Epilogue
Teaser chapter
A FINE LINE
Clayton walked a few yards away from the barn and looked down the shadowed street. Somewhere out there was a man who would try to kill him. Not tonight, but maybe the day after or the day after that.
He lit a cigarette. He knew that if he stepped out of line, Nook Kelly would gun him. But where was that line?
Only the marshal knew, and he wasn’t telling, at least not yet.
Kelly told Hinton he was bored, wanted to see what would happen. But when it did happen . . . what then?
Clayton might have to kill a man Kelly didn’t want dead. The little gun exhibition he’d given tonight wasn’t really directed at Hinton. It was a warning to Clayton: Cross me and I’ll kill you.
The rancher’s cigarette had gone out. He lit it again, the match flame reflecting orange on the lean planes of his face. Clayton had no crystal ball. He couldn’t predict the future. But one thing he did know—he could never match Nook Kelly’s skill with a gun. Not in this lifetime or in any other.
He ground out the cigarette butt under the sole of his boot and shook his head. All he could do now was take things as they came. There was no use building barriers on a bridge he hadn’t even crossed yet.
Yet, as Clayton lay again on his uncomfortable bed of straw and sacking, a man was already plotting his death.
He didn’t know it then. But he would know it soon.
THE IMMORTAL COWBOY
This is respectfully dedicated to the “American Cowboy.” His was the saga sparked by the turmoil that followed the Civil War, and the passing of more than a century has by no means diminished the flame.
True, the old days and the old ways are but treasured memories, and the old trails have grown dim with the ravages of time, but the spirit of the cowboy lives on.
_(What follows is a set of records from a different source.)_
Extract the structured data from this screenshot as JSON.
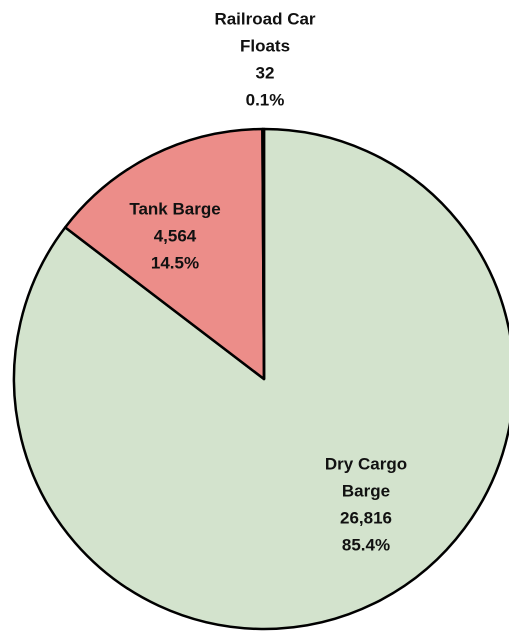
{
  "chart_data": {
    "type": "pie",
    "categories": [
      [
        "Dry Cargo",
        "Barge"
      ],
      [
        "Tank Barge"
      ],
      [
        "Railroad Car",
        "Floats"
      ]
    ],
    "values": [
      26816,
      4564,
      32
    ],
    "value_labels": [
      "26,816",
      "4,564",
      "32"
    ],
    "percents": [
      85.4,
      14.5,
      0.1
    ],
    "percent_labels": [
      "85.4%",
      "14.5%",
      "0.1%"
    ],
    "colors": [
      "#d3e3cd",
      "#ec8d89",
      "#1f2a8c"
    ]
  }
}
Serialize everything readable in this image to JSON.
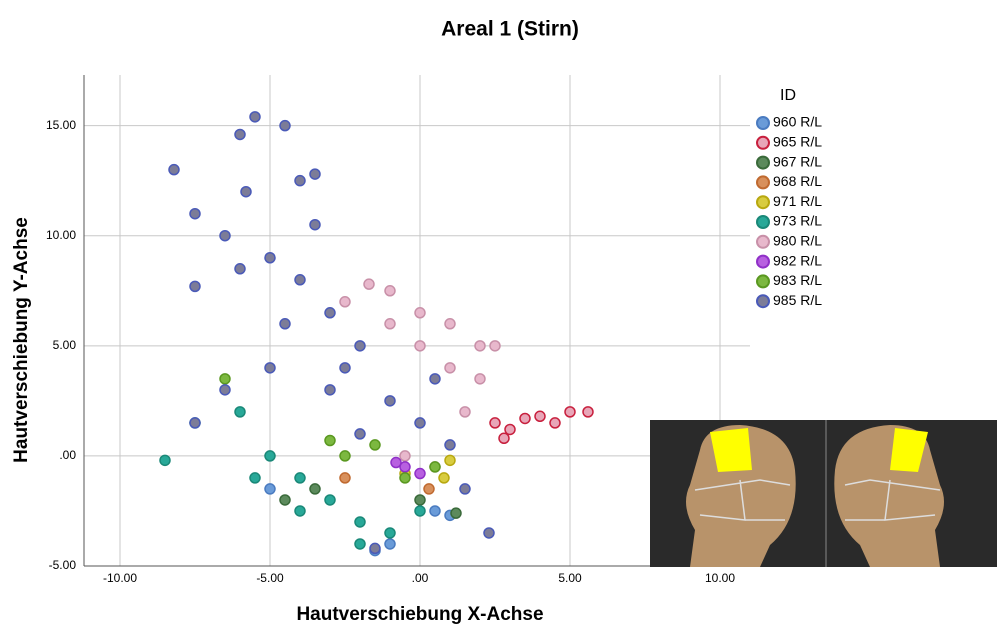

In my travels—to Texas, Oklahoma, Kansas, Nebraska, Colorado, Wyoming, New Mexico, and Arizona—I always find something that reminds me of the Old West. While I am walking these plains and mountains for the first time, there is this feeling that a part of me is eternal, that I have known these old trails before. I believe it is the undying spirit of the frontier calling me, through the mind’s eye, to step back into time. What is the appeal of the Old West of the American frontier?
It has been epitomized by some as the dark and bloody period in American history. Its heroes—Crockett, Bowie, Hickok, Earp—have been reviled and criticized. Yet the Old West lives on, larger than life.
It has become a symbol of freedom, when there was always another mountain to climb and another river to cross; when a dispute between two men was settled not with expensive lawyers, but with fists, knives, or guns. Barbaric? Maybe. But some things never change. When the cowboy rode into the pages of American history, he left behind a legacy that lives within the hearts of us all.